McMinnville Breakfast Rotary Club members have made a grueling 112-hour journey to Namibia, South Africa and back.
Making the trip across the world were Pat Bigbee, Neal Cox, Rayah Kirby, Emily Phillips, Katherine Denton, Dave Messina and Rachel Killebrew.
“It was wonderful,” said Killebrew. “I love animals and animals rule there. I took plenty of pictures of us tending to the baboon cages, feeding the carnivores and other animals, and sawing logs for ladders for the baboons.”
Killebrew completed a bucket list item.
“I got to kiss a cheetah,” she said. “That’s something I’ve always wanted to do. There were three cheetahs that had been rescued when they were small. They are the only ones you can actually pet. I kissed one.”
While in Namibia, the Breakfast Rotary members were among 75 volunteers helping with a school, wildlife preserve, and healthcare clinic.
Namibia is the country with the least rainfall in sub-Saharan Africa. With limited rain, sparse transportation, and poor accessibility, it is imperative every rain drop be saved.
The local team’s trip was centered around a grant that provided a water filtration system at Na’ankuse Medical Clinic, which offers free healthcare and schooling for the San Bushmen people in Namibia.
The grant, written by Killebrew, provided the clinic with additional water by putting gutters on the roof of the clinic to collect water in barrels. The water passes through a filtration system as it enters the clinic.

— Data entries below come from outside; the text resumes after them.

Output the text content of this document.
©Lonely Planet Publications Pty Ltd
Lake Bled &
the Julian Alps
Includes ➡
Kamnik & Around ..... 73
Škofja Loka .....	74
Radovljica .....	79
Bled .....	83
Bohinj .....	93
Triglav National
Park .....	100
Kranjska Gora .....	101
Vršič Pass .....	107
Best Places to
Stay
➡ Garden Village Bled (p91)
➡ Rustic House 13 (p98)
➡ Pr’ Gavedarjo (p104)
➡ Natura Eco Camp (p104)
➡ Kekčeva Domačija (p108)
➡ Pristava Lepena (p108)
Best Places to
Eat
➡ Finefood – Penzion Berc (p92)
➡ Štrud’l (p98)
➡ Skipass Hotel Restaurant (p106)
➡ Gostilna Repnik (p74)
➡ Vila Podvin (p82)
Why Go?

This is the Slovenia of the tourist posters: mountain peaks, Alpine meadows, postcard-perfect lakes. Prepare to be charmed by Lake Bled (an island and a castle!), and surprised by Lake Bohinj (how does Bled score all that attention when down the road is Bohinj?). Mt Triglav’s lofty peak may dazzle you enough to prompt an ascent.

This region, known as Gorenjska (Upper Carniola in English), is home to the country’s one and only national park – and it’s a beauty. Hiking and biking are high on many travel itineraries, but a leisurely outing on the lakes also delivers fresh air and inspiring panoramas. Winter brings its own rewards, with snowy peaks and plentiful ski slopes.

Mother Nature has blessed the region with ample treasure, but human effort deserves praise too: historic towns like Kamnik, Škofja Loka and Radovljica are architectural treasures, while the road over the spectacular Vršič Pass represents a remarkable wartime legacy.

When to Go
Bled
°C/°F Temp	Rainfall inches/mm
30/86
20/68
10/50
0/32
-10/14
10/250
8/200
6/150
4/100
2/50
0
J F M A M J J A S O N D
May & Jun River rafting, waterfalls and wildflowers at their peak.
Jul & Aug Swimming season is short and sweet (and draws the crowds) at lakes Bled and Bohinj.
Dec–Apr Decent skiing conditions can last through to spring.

Dr. Rudie van Vuuren, his wife Marlice, and pharmacist friend Chris Heunis started Lifeline Clinic in 2003. Along with medical care, they focus on education of the children with outreach programs at local schools. Rudie is the brother of McMinnville resident Pieter van Vuuren, president of First National Bank.
The clinic, based in Epukiro in the east part of Namibia, began as a monthly outreach service provided by the doctors and pharmacists who traveled from the capital city of Windhoek to provide free healthcare to the San community, which lives in extreme poverty.
The San community is considered to be the oldest culture in the world and its residents are traditionally hunter-gatherers. They have been forced from their original lands, leaving the San unable to survive in their traditional lifestyle. Many San children suffer from malnutrition, disease, discrimination and abuse. Adult-onset diabetes, cardiovascular disease, and cancer are sharply increasing and alcoholism has become prevalent.
In 2012, over 500 international volunteers aged 18 and over came from all over the world to be a part of the working projects which support the wildlife and people of Namibia. The local team volunteered for three weeks.